A customer needs to balance storage high availability and cost to meet various service level agreements, depending on the application requirement.
Which storage methodology should the customer use?
A. storage RAID
B. storage federation
C. storage tiering
D. deduplicated storage
Correct Answer: C
Explanation/Reference:
Explanation:
Tiered storage is the assignment of different categories of data to different types of storage media in order to reduce total storage cost. Categories may be based on levels of protection needed, performance requirements, frequency of use, and other considerations. Since assigning data to particular media may be an ongoing and complex activity, some vendors provide software for automatically managing the process based on a company-defined policy. As an example of tiered storage, tier 1 data (such as mission-critical, recently accessed, or top secret files) might be stored on expensive and high-quality media such as double-parity RAIDs (redundant arrays of independent disks). Tier 2 data (such as financial, seldom-used, or classified files) might be stored on less expensive media in conventional storage area networks (SANs). As the tier number increased, cheaper media could be used.
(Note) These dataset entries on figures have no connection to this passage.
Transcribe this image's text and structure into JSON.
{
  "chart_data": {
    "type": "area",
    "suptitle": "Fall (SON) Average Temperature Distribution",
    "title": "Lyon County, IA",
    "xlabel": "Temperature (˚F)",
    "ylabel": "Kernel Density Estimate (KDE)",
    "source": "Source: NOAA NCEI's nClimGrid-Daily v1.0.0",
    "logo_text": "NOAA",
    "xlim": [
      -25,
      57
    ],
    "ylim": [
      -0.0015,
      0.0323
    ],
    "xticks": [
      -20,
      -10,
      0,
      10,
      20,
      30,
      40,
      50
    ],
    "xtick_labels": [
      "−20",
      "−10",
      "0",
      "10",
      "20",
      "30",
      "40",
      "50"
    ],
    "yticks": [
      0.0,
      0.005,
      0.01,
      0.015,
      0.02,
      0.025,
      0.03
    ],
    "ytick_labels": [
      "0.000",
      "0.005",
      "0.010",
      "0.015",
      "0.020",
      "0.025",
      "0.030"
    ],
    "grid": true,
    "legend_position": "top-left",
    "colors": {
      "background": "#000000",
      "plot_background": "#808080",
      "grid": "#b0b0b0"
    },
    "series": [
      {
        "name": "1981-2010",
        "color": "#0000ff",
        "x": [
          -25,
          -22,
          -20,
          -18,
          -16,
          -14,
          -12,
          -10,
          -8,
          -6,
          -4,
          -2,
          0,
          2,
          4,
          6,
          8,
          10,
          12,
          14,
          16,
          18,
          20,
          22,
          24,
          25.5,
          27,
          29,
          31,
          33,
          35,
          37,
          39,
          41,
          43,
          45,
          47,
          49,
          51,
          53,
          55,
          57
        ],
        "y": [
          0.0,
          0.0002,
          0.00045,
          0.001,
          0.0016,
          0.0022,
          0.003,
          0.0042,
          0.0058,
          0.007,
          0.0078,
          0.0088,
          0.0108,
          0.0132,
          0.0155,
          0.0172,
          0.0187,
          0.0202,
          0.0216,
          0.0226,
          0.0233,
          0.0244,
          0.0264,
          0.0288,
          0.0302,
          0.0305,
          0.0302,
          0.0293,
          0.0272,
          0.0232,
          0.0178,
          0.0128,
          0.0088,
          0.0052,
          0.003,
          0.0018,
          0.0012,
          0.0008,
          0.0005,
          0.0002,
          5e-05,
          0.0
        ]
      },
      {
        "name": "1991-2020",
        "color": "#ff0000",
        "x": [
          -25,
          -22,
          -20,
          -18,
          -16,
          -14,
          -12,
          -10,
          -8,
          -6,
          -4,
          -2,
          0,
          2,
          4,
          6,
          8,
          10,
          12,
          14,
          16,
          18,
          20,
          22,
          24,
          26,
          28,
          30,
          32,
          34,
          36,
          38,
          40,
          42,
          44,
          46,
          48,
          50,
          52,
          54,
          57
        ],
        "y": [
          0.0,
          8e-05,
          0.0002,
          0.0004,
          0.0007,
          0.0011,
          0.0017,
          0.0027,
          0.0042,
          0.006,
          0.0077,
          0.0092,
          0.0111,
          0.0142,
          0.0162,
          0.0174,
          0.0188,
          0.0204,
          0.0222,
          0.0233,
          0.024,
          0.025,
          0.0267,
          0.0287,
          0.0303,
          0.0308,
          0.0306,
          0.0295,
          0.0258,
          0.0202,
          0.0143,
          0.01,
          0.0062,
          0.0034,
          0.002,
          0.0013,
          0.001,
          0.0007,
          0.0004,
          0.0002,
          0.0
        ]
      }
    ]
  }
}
Thus, tier 3 in a 3-tier system might contain event-driven, rarely used, or unclassified files on recordable compact discs (CD-Rs) or tapes.
Incorrect:
Not:
Much like vMotion in VMware environments, storage federation goes beyond the capabilities of storage virtualization. Storage federation from HP enables the online non-disruptive movement of storage volumes between arrays in a metro area. Unlike external storage virtualization appliances that add cost, complexity and downtime, storage federation from HP creates a persistent pool of capacity using native communication between system controllers.